Network congestion is inherent in the current design of the Internet. It is very important to the future of the IP network and Internet that we use policy management to create SLAs. We potentially need to apply policy control based on SLA in smart pipes. Today it is missing. We have to understand in the mobile broadband age that always-online is increasingly important, but it is an increasing headache for mobile network design. 

Signaling has been and continues to be an uncharged overhead when users access the network. If signaling dominates network traffic, the user will only be able to transmit one byte. Think about the nightmare this will cause. You build the network and create the signaling so you can charge people to transmit at 1 Mbps, but instead, people can only send one byte and you use maybe 100 bytes or 1000 bytes to help that one byte. That’s why the network is going crazy. This is a very important issue to be resolved. Increasingly, operators are building always-online facilities, that is, building software and API to enable applications so that their heartbeat becomes organized and not random.

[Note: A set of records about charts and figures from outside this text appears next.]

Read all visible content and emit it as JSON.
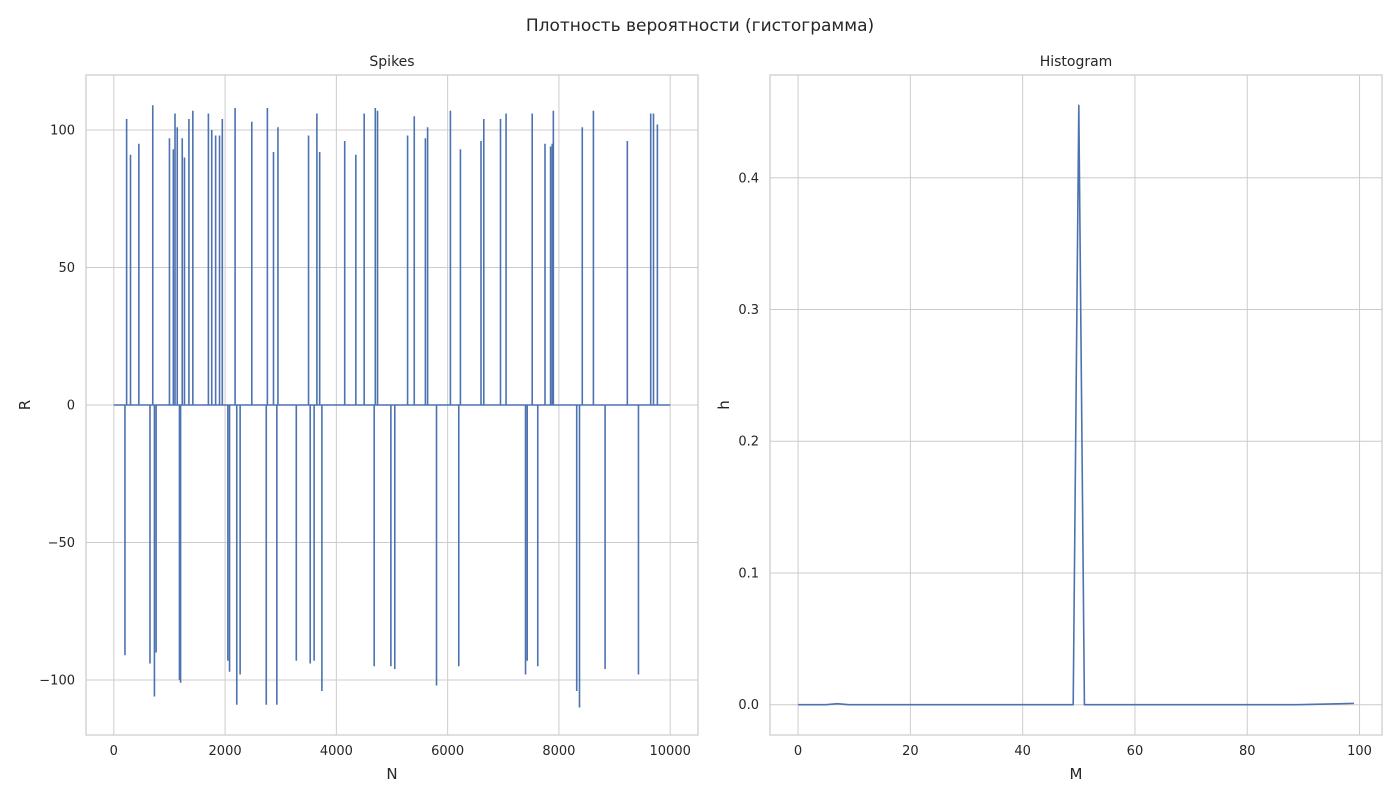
{
  "figure": {
    "title": "Плотность вероятности (гистограмма)"
  },
  "chart_data": [
    {
      "type": "line",
      "title": "Spikes",
      "xlabel": "N",
      "ylabel": "R",
      "xlim": [
        -500,
        10500
      ],
      "ylim": [
        -120,
        120
      ],
      "xticks": [
        0,
        2000,
        4000,
        6000,
        8000,
        10000
      ],
      "yticks": [
        -100,
        -50,
        0,
        50,
        100
      ],
      "grid": true,
      "baseline": {
        "x": [
          0,
          10000
        ],
        "y": 0
      },
      "series": [
        {
          "name": "R",
          "color": "#4c72b0",
          "spikes": [
            [
              200,
              -91
            ],
            [
              230,
              104
            ],
            [
              300,
              91
            ],
            [
              450,
              95
            ],
            [
              650,
              -94
            ],
            [
              700,
              109
            ],
            [
              730,
              -106
            ],
            [
              760,
              -90
            ],
            [
              1000,
              97
            ],
            [
              1070,
              93
            ],
            [
              1100,
              106
            ],
            [
              1140,
              101
            ],
            [
              1180,
              -100
            ],
            [
              1200,
              -101
            ],
            [
              1230,
              97
            ],
            [
              1270,
              90
            ],
            [
              1350,
              104
            ],
            [
              1420,
              107
            ],
            [
              1700,
              106
            ],
            [
              1760,
              100
            ],
            [
              1830,
              98
            ],
            [
              1900,
              98
            ],
            [
              1950,
              104
            ],
            [
              2050,
              -93
            ],
            [
              2080,
              -97
            ],
            [
              2180,
              108
            ],
            [
              2210,
              -109
            ],
            [
              2270,
              -98
            ],
            [
              2480,
              103
            ],
            [
              2740,
              -109
            ],
            [
              2760,
              108
            ],
            [
              2870,
              92
            ],
            [
              2930,
              -109
            ],
            [
              2950,
              101
            ],
            [
              3280,
              -93
            ],
            [
              3500,
              98
            ],
            [
              3530,
              -94
            ],
            [
              3600,
              -93
            ],
            [
              3650,
              106
            ],
            [
              3700,
              92
            ],
            [
              3740,
              -104
            ],
            [
              4150,
              96
            ],
            [
              4350,
              91
            ],
            [
              4500,
              106
            ],
            [
              4680,
              -95
            ],
            [
              4700,
              108
            ],
            [
              4740,
              107
            ],
            [
              4980,
              -95
            ],
            [
              5050,
              -96
            ],
            [
              5280,
              98
            ],
            [
              5400,
              105
            ],
            [
              5600,
              97
            ],
            [
              5640,
              101
            ],
            [
              5800,
              -102
            ],
            [
              6050,
              107
            ],
            [
              6200,
              -95
            ],
            [
              6230,
              93
            ],
            [
              6600,
              96
            ],
            [
              6650,
              104
            ],
            [
              6950,
              104
            ],
            [
              7050,
              106
            ],
            [
              7400,
              -98
            ],
            [
              7430,
              -93
            ],
            [
              7520,
              106
            ],
            [
              7620,
              -95
            ],
            [
              7750,
              95
            ],
            [
              7850,
              94
            ],
            [
              7880,
              95
            ],
            [
              7900,
              107
            ],
            [
              8320,
              -104
            ],
            [
              8370,
              -110
            ],
            [
              8420,
              101
            ],
            [
              8620,
              107
            ],
            [
              8830,
              -96
            ],
            [
              9230,
              96
            ],
            [
              9430,
              -98
            ],
            [
              9650,
              106
            ],
            [
              9700,
              106
            ],
            [
              9770,
              102
            ]
          ]
        }
      ]
    },
    {
      "type": "line",
      "title": "Histogram",
      "xlabel": "M",
      "ylabel": "h",
      "xlim": [
        -5,
        104
      ],
      "ylim": [
        -0.023,
        0.478
      ],
      "xticks": [
        0,
        20,
        40,
        60,
        80,
        100
      ],
      "yticks": [
        0.0,
        0.1,
        0.2,
        0.3,
        0.4
      ],
      "ytick_labels": [
        "0.0",
        "0.1",
        "0.2",
        "0.3",
        "0.4"
      ],
      "grid": true,
      "series": [
        {
          "name": "h",
          "color": "#4c72b0",
          "x": [
            0,
            5,
            7,
            9,
            49,
            50,
            51,
            89,
            95,
            99
          ],
          "y": [
            0.0,
            0.0,
            0.0008,
            0.0,
            0.0,
            0.455,
            0.0,
            0.0,
            0.0006,
            0.001
          ]
        }
      ]
    }
  ]
}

New technology is also creating problems for our network construction. One very important new technology I want to talk about is cloud-based radio access network (C-RAN). In C-RAN, baseband processing is centralized. The radio and antennas, through which we transmit digitized signals over fiber, are distributed. This is a big issue because the speed of the backhaul is so high that most people are using naked fiber. Can we do this on a large scale? The answer is no. I don’t know how we can solve this problem, but we need to work on it. If cloud RAN is to be successful, we need to solve the backhaul for cloud RAN signals. The challenge is there. There are potentially many different ways to solve this problem. You can compress the radio signal so that you have less bandwidth, or you can make cheaper optics. In any case, this is the future if we want to save 15% CAPEX and 18% OPEX. To achieve this, we have to do something.

I think the future is bright for the mobile industry. It is not only bright but burning. We have to be ready for that high growth. Now we want to increase usage, but we want to increase revenue at the same time. I hope we can work together with operators, developers, and vendors. We are focusing our energy on solving these problems and creating better business models.